There are a few different solutions for this out there, especially clients that run some custom protocol between the GUI and the bouncer, like Quassel and Smuxi - but I've tried both, and each both (a) has poor mobile support and (b) once you get used to it, turns out to just suck in general. (These opinions are a few years out of date, though.)

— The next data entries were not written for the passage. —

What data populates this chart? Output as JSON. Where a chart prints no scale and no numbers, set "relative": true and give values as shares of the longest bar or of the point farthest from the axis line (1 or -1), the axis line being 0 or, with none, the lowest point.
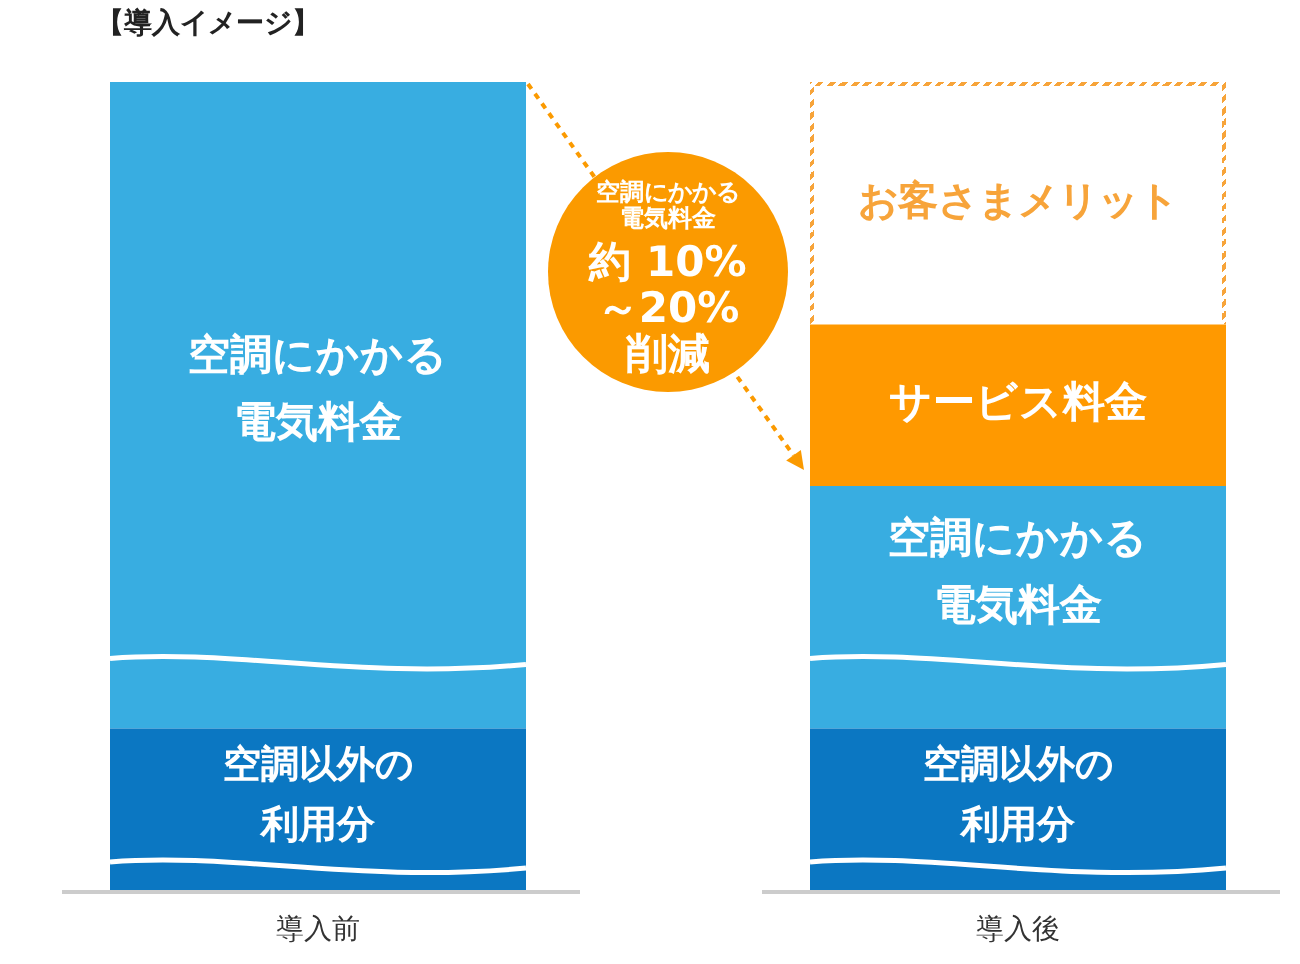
{
  "chart_data": {
    "type": "bar",
    "title": "【導入イメージ】",
    "categories": [
      "導入前",
      "導入後"
    ],
    "stacked": true,
    "relative": true,
    "legend": false,
    "grid": false,
    "series": [
      {
        "name": "空調以外の利用分",
        "color": "#0b77c2",
        "values": [
          0.2,
          0.2
        ]
      },
      {
        "name": "空調にかかる電気料金",
        "color": "#38ade1",
        "values": [
          0.8,
          0.3
        ]
      },
      {
        "name": "サービス料金",
        "color": "#ff9900",
        "values": [
          null,
          0.2
        ]
      },
      {
        "name": "お客さまメリット",
        "color": "#f7a43a",
        "line_style": "dotted",
        "values": [
          null,
          0.3
        ]
      }
    ],
    "annotations": [
      "空調にかかる電気料金約 10%～20%削減"
    ]
  }
}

Thankfully I don't actually care much about mobile support: I don't use IRC for time-sensitive discussions, and for recreational purposes, trying to participate in a real-time conversation where everyone can type several times faster than you is, IMO, a pain; I'm faster at typing on iOS than I used to be, but it's still just not comparable to a real keyboard. Better to save the chatting for when I have one. But I find ssh+screen an unacceptable solution: partly because of issues with notifications (i.e. out of the box, there are none) and copy+paste, though both can be fixed in theory, but mainly because of the latency. When the letters I type don't appear for 100ms or more, it really trips me up and I make a lot more typos. I could find a server with less latency at home, but that wouldn't help when traveling, especially on an unreliable connection - even though there is no fundamental reason chat should be latency sensitive in the slightest. Tried mosh (ssh + prediction) as a compromise for a while, and it works better, but it has some issues and doesn't fully hide the latency.
These days I'm using Glowing Bear, the web-based remote for weechat (that uses yet another custom protocol). Latency's gone, and like other web-based clients it has the neat feature of embedding YouTube videos and images, so I'm finally pretty satisfied with my IRC setup. (And I can be paranoid about security and run it on localhost rather than using their website directly.) But there are disadvantages: Glowing Bear is somewhat feature poor, it (again like other web-based clients) is relatively slow to render, and there is no native iOS weechat remote. (Guess I could still use weechat as a regular bouncer, or perhaps try Glowing Bear from mobile Safari...)
Like for you IRC isn't anything beyond recreational for me, so quirks in the workflow are just fine to work around. If it was my primary method of communication I'd be looking into improving it I suspect.